I tried online dating, but that didn’t work out like I hoped it would. Met a few “one and dones” and a couple more that I got together with a few more times, but something always closed the door on anything further developing. One was a very nice, very beautiful lady, several years younger. I soon tired of waiting a week or more for her to get back to me whenever I texted or left a message. Another turned out to be an habitual liar. Lied to her father about how we met because he was “old school” and didn’t approve of online dating. She’s a grown woman, for crying out loud. Living in her father’s basement, taking care of him so he doesn’t have to go into a nursing home. And so she felt she had to lie to him. Like we were teenagers sneaking out. She would tell him she was meeting her friend Suzy for lunch and a movie when she was in fact with me. Then she decided to lie to me and her sister about a health issue. She told us she had a cyst on one of her breasts and needed to have it taken care of.
A couple years ago Janet, a close friend from high school and I reconnected. She was sort of like my girlfriend without us ever really making a commitment.


Well she developed a cyst on her breast. It got worse, and to everyone’s surprise, she died. So naturally, after losing my wife to a brain tumor in 2017, and my friend to a cyst on her breast in 2021, I was more than a little worried.
So when I called to ask how she was doing, she confessed to me that she had invented the cyst. In fact she had gone in for breast implants. At age 70. I mean, that’s her business, but I didn’t appreciate being lied to and made to worry needlessly. The more I thought about all the lies I knew she had been telling her father, her sister, and now me, the more obvious it was that it was time to end it.

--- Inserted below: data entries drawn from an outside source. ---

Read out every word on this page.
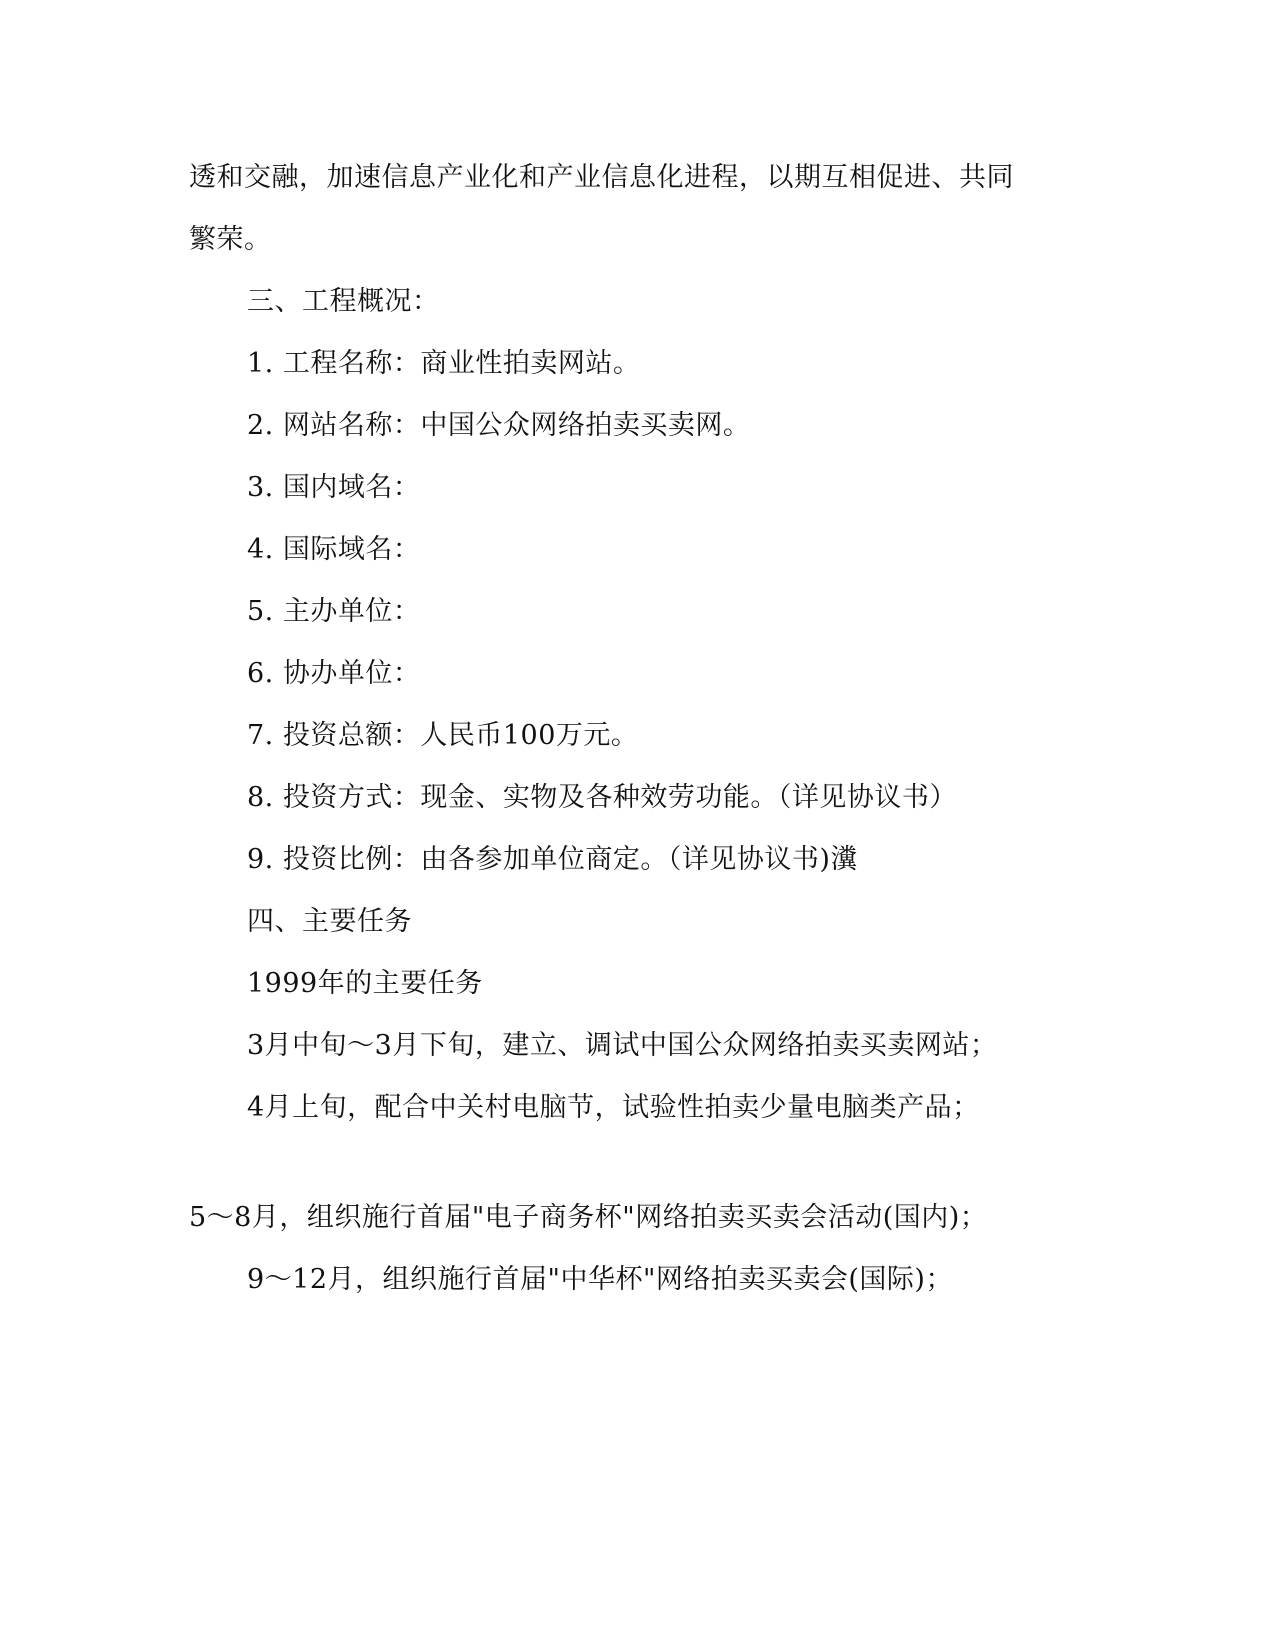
透和交融，加速信息产业化和产业信息化进程，以期互相促进、共同
繁荣。
三、工程概况：
1. 工程名称：商业性拍卖网站。
2. 网站名称：中国公众网络拍卖买卖网。
3. 国内域名：
4. 国际域名：
5. 主办单位：
6. 协办单位：
7. 投资总额：人民币100万元。
8. 投资方式：现金、实物及各种效劳功能。（详见协议书）
9. 投资比例：由各参加单位商定。（详见协议书)瀵
四、主要任务
1999年的主要任务
3月中旬～3月下旬，建立、调试中国公众网络拍卖买卖网站；
4月上旬，配合中关村电脑节，试验性拍卖少量电脑类产品；
5～8月，组织施行首届"电子商务杯"网络拍卖买卖会活动(国内)；
9～12月，组织施行首届"中华杯"网络拍卖买卖会(国际)；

So that is the extent of my online dating experience so far.
I got off track there. Sorry about that. Bottom line is, separation anxiety – which is what I call it – is a real thing. It makes you feel lonely. Like you don’t matter. You miss your family. You miss your friends. Your old job. And maybe, as much or more than all those, you miss your old self. The person you’ve always identified as.
What can we do about it? Well, I suggest taking up a hobby that involves being with other like-minded people, joining a golf or bowling league, volunteering, doing something to help others. Or find a new job or start your own business that can make some extra income by helping people make transformations in their lives. That’s what I’ve chosen to do. And old friend from Indiana helped me get on a weight loss program, and not only am I shedding the extra weight I’ve been carrying around for far too many years, I’m feeling much better. And now, I’m helping others make transformations in their lives.
Bottom line, don’t give up on yourself. You were somebody, and even though you may be somebody else now, the key word is somebody Somebody else is still somebody.